As I walked through the door my eyes were immediately drawn to the chair-shaped sound systems that occupied the center of the room. The sculptures rested on sheets of reflective aluminum, and I was delighted to see each one was decked out with its very own style of bling. I took a seat and talked to Mikal while he worked on his current project.
Why have you chosen to work with reclaimed materials?
Mikal: I am working with these materials out of necessity. It is easier for me to use found objects for what I build because at the end of the day I am creating pretty expensive stuff. By using found objects I am still able to execute my vision and keep it cost effective. And I feel like I am helping out at the same time; people are throwing this stuff away, and I am retrieving it and making it into something else. A lot of people out there think that if the chair is missing a button, it is ruined, and get rid of it. That’s where I come in.
For example, there are a lot of wholesale buyers who go in and refurbish chairs, and some chairs are really off bad and can’t be refurbished. Those companies call me saying, “why don’t you come pick up these chairs?” They know what I am doing, and we are all a part of this community. Now more then ever I feel like artists are realizing that in these difficult times as artists we can’t survive without each other. This has shifted the mood of the community – where being an artist is normally isolating, I have found people are really reaching out.
In what ways do you feel using materials that you can’t always control have shaped the appearance and content of your work?
Mikal: These materials definitely push me to be more creative. I have to work with what I got and really make it work, really make it look good, and it has to function. I have realized that 90% of the materials out there, may be a little damaged, or a little scratched but the components on it work perfectly, everything else is just aesthetics, and that’s why people are throwing it away. It’s just not shiny enough anymore. I go in, buff it, and it’s back to being shiny. This is my artistic endeavor where it’s like cooking, you have to make it fit together, and you know it is always going to be different from the last one. I am the constant. I work until I am happy, and it comes out perfect every time.
‘I am the constant. I work until I am happy, and it comes out perfect every time.’
What is the most important thing for people to understand about what you do?
Mikal: I was raised by two Jazz musicians, and have always known that music is a universal language. It breaks all barriers. My work is made to be interactive and inviting, made to bring people together to share one experience. This is the only way we can level the playing field: young, old, rich, poor, everybody can relate and see what it is, and like I said before, now more then ever you really need to give back to the community.
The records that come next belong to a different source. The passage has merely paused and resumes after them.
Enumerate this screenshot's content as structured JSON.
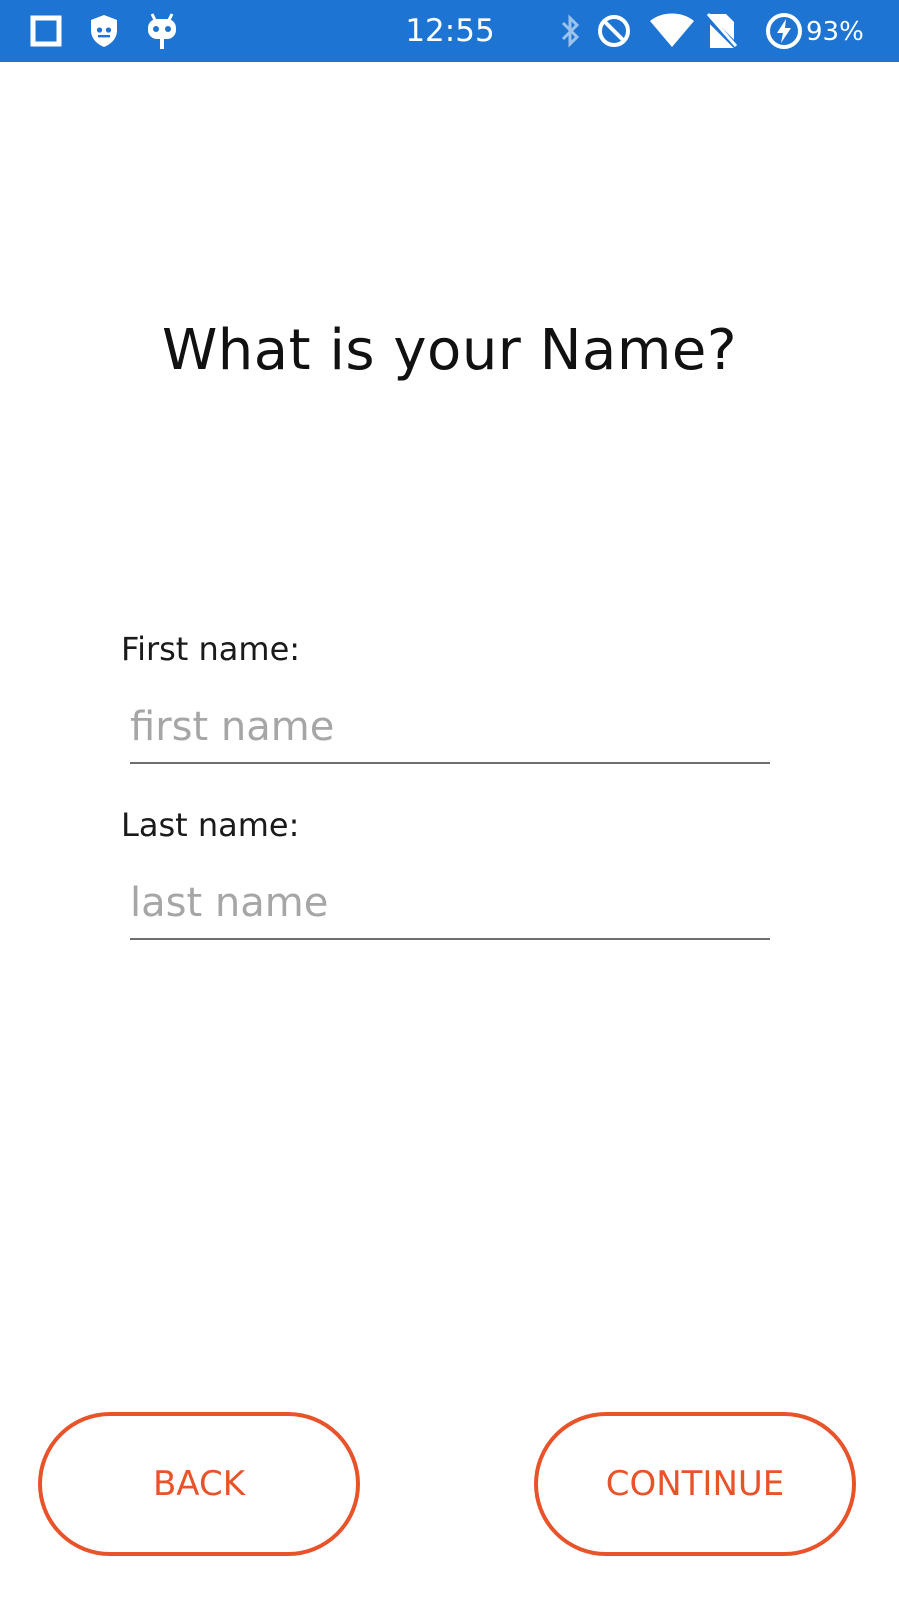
{
  "status_bar": {
    "time": "12:55",
    "battery_text": "93%",
    "left_icons": [
      "square-icon",
      "shield-icon",
      "android-icon"
    ],
    "right_icons": [
      "bluetooth-icon",
      "do-not-disturb-icon",
      "wifi-icon",
      "no-sim-icon",
      "battery-charging-icon"
    ],
    "background_color": "#1e74d2"
  },
  "page": {
    "title": "What is your Name?"
  },
  "form": {
    "first_name": {
      "label": "First name:",
      "placeholder": "first name",
      "value": ""
    },
    "last_name": {
      "label": "Last name:",
      "placeholder": "last name",
      "value": ""
    }
  },
  "buttons": {
    "back_label": "BACK",
    "continue_label": "CONTINUE",
    "accent_color": "#e8532a"
  }
}
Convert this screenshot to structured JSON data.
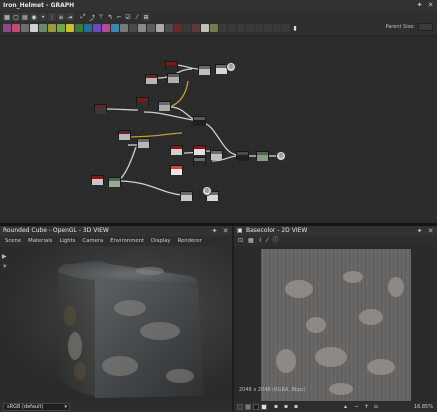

Artists, poets, musicians, writers — it is our job to push people to challenge what they know and how they experience the world. I ask myself everyday do I have joy in my life and am I bringing joy to others? Do I have balance? I take this idea to work with me everyday.
What are your feelings about the green movement, and how does your work reflect what we are all experiencing as we face this global crisis?
Mikal: I believe that everyone’s work right now, whether they like it or not, is connected to the green movement. Just the fact that we are going through this financial crisis makes people a part of the green movement and they are not aware of it. They are affected by this crisis and want to maintain their lifestyles, but they are forced to adapt their ways in order to utilize the resources available to them. Americans need this kind of wake up call in order for them to understand the changes that they need to make to live a sustainable lifestyle.
‘My work is made to be interactive and inviting, made to bring people together to share one experience. This is the only we can level the playing field: young, old, rich, poor, everybody can relate and see what it is.’
For many involved with the green movement, the fact that reaching the masses is a difficult feat is not a new concept. People feel confused by the bi-polar messages they are constantly being fed, and it is time for us to realize that establishing a sense of community is the only way to change the way people behave. Mikal Hameed and his work offer up a new way for us to feel connected. His process exemplifies the value we should attribute to the “stuff” in our life, and to each other. He sets the stage for people from all walks of life to see what they have in common.
Right now his work can only be experienced in a gallery setting, but Mikal is about to take these love seats on tour. Kicking off on November 13th at the Ronin Gallery in Los Angeles, the URBAN AUDIO MANIFESTO TOUR will be bringing people together all over the country.